— Ты, Валька, просто псих. И всегда был псих. Понял? — Воронов явно не хотел ссориться.
— Зато ты нормальный.
— Я нормальный.
— Слишком нормальный.
— Какой есть.
Гореву жарко стало в своем мешке, он чувствовал: еще несколько слов, и он встанет, оденется и уйдет. К черту! Куда угодно. «Из яичка вылупился…» Сейчас он еще скажет: «Поживи с мое, доживи до моих, тогда посмотрим, какой ты сам будешь…» Чем только не оправдывают люди свою подлость! А это ведь подлость, элементарная подлость, больше ничего. И ради чего? Ради чего надо обманывать самих себя, его, предавать хотя бы ту же Лидочку? Они ведь не делают этого в открытую, прячутся, самим стыдно. А потому стыдно, что подлость. А у меня, видите ли, романтика играет. Да я не был никогда никаким романтиком! Что за манера еще появилась, самую обыкновенную честность называть романтикой. «О, да вы романтик, идеалист!» Вот так же говорили ему зимой после институтского комсомольского собрания, когда он вылез на трибуну и орал против этого сукиного сына доцента Кудова. «Валя, ты идеалист, с кем ты борешься?» «Совесть просто надо иметь и не испытывать внезапной застенчивости при виде подлости. Это не мое дело, то не мое дело… Что ж, человек не вправе высказать или хотя бы выказать свое отношение к тому, что делается рядом? Да еще с людьми, которые не безразличны? Мне никакие люди не безразличны! Если я молчу, значит, потакаю — молчание знак согласия. А я не хочу потакать и не буду, потому что мне противно. Почему я должен улыбаться, если мне противно?
Да, было не только противно, но и обидно. Как будто обокрали. Все шло так хорошо, дружно и весело, он им верил, он видел в них людей, а они? Самая пошлая похоть оказалась сильнее и дороже добрых человеческих отношений. Плевать им на него, на все его чувства, на его мнение, на то, хорошо ему от всей этой истории или плохо. Или он действительно такой дурак в свои двадцать один год, ни черта не понимает? Но что понимать, разве и без того не ясно?
— Вальк, ты спишь? — позвал Воронов тихо.
Горев не ответил. Да, он спит, спит, говорить не о чем. Завтра он уйдет — и делайте тут, что хотите. А потом вообще не услышите ни одного слова. Надоело. И действительно, хватит об этом, надо спать. Вон звезды какие. Чего стоит вся эта штука перед звездами? Зола. Пустяк.
— Правда, что ль, спишь? — опять, чуть погромче, позвал Воронов.
Горев чуть повернулся и ровно, громко, чтобы Анатолию слышно было, задышал, будто во сне.
Две минуты такого дыхания успокоили его, и скоро он на самом деле заснул. Подумал еще немного о звездах, вспомнил «чому я нэ сокил» и заснул. Заснул и как будто тут же проснулся. Однако звезды над головой были уже другие. Он вытянул из мешка руку с часами. Третий час. А уснули, наверное, в двенадцать, в начале первого. Было неразличимо темно, но он сразу понял, что лежит здесь один. Мешок Воронова находился шагах в двух, до него было не дотянуться, но все равно, можно не проверять, ощущение одиночества не могло его обмануть. От этого он, наверное, и проснулся.
Он тут же представил себе, что там сейчас в палатке. И почувствовал, как его начинает бить дрожь. Он понял, что хочет знать наверняка, даже подробности, готов вылезти и босиком, крадучись, пойти туда. О чем они говорят, как они говорят, что можно говорить в их положении? Впрочем, какие уж там слова! Слова — это ведь средство человеческого общения.
А может, Толя здесь?

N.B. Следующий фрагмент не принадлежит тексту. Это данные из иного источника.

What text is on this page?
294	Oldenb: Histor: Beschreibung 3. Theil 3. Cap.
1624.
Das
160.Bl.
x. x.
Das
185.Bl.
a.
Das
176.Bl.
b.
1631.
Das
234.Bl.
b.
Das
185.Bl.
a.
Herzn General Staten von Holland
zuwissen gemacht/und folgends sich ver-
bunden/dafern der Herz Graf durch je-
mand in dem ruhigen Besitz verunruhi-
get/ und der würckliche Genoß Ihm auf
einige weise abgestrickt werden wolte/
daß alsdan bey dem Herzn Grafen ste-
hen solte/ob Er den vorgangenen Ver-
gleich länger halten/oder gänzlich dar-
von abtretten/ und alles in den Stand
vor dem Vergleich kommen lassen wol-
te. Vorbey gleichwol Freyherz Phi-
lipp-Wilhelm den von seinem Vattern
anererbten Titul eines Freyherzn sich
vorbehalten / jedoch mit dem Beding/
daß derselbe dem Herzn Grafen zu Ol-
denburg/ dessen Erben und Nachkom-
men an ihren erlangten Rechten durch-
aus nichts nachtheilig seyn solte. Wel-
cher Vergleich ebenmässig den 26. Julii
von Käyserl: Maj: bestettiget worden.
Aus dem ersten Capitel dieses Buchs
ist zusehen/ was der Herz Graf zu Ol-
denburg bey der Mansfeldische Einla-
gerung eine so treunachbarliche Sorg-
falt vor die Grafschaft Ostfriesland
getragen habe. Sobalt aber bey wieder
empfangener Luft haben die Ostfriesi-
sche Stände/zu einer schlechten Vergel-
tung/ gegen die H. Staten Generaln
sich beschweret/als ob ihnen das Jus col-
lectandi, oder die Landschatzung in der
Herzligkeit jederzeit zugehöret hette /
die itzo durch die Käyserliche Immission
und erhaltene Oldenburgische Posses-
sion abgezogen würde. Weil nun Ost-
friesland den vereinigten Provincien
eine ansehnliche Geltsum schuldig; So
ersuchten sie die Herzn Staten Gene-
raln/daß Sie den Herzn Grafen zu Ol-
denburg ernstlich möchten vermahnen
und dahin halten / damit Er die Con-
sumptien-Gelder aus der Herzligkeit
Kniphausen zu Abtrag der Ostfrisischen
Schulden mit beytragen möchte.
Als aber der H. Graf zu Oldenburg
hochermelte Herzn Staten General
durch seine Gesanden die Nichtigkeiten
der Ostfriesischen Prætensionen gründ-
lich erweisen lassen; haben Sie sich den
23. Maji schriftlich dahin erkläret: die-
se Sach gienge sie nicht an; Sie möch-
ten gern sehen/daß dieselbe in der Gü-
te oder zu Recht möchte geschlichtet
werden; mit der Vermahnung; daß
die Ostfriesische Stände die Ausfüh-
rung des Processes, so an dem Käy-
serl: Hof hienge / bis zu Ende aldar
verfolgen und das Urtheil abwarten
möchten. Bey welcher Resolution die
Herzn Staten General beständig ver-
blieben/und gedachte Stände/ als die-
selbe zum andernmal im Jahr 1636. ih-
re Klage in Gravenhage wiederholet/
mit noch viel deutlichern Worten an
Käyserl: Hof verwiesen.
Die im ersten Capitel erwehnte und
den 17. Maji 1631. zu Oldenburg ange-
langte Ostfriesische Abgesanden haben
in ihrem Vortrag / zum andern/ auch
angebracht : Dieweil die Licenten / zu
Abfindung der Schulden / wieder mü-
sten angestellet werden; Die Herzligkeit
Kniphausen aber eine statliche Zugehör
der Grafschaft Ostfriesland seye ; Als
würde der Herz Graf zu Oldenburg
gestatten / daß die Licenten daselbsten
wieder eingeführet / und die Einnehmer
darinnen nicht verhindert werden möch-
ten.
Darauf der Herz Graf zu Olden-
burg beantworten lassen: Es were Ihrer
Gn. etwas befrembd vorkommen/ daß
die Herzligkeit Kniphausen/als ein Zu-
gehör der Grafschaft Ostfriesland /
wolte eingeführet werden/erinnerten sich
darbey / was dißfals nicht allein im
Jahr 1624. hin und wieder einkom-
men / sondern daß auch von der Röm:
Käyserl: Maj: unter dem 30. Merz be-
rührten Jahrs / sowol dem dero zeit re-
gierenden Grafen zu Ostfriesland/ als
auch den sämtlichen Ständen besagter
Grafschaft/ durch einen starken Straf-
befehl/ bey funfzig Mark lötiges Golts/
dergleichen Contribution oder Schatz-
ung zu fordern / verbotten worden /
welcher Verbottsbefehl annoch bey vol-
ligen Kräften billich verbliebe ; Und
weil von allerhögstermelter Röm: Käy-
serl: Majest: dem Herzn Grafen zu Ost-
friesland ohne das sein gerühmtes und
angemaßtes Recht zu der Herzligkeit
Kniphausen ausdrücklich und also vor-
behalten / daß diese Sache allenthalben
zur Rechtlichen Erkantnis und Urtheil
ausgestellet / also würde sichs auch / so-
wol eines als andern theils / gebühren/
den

Может, он отошел по нужде и сейчас вернется и, кряхтя, поеживаясь, нырнет в свой мешок?
Горев подождал.
Глухая, сырая ночь была вокруг, горько, едко воняло сырым костром, в лесу, как всегда, что-то дышало, потрескивало, осыпалось. Подняв голову, он напряженно глядел в сторону палатки и, казалось, различал там некое движение. Что-то белое осталось лежать на крыше палатки, и по этому белому он угадывал весь ее контур. Потом ему начинало мерещиться, что это лицо или рубаха. Он все-таки выполз из мешка наполовину, дотянулся до ложа Воронова.
— Толя! А Толь! — позвал шепотом.
Мешок Воронова был пуст.
Горев влез обратно в тепло своего мешка, закрылся с головой, съежился, чувствовал, как его колотит. Сейчас была обида, больше ничего. Дикая обида. Хоть плачь. Что за люди? Ну что за люди? Ну почему так? Видит же, чего ему стоит, неужели нельзя быть хоть капельку добрее…
Утром, чуть свет, он ушел в Еремеево. Воронов похрапывал в своем мешке, Оксана тоже не проснулась, хотя он у самой палатки осторожно высыпал камни из своего рюкзака, чтобы принести в нем хлеб.
Странная вещь — свобода. «Жить в обществе и быть свободным от общества нельзя». Что там общество! Между двумя-тремя людьми, которые живут изо дня в день рядом, делают одну работу, возникает такое множество связей, зависимостей, отношений самых разнообразных и неожиданных, что каждому в отдельности нельзя уже и думать о свободе. И чем крепче эти связи, тем меньше свободы. Надо быть или совершенно равнодушными друг к другу, что, впрочем, невозможно в маленьком коллективе, либо испытывать то высокое уважение человека к человеку, которое дают только понимание и любовь — вещи, как известно, редкие. Только тогда возможна свобода. А если нет ни равнодушия, ни уважения?..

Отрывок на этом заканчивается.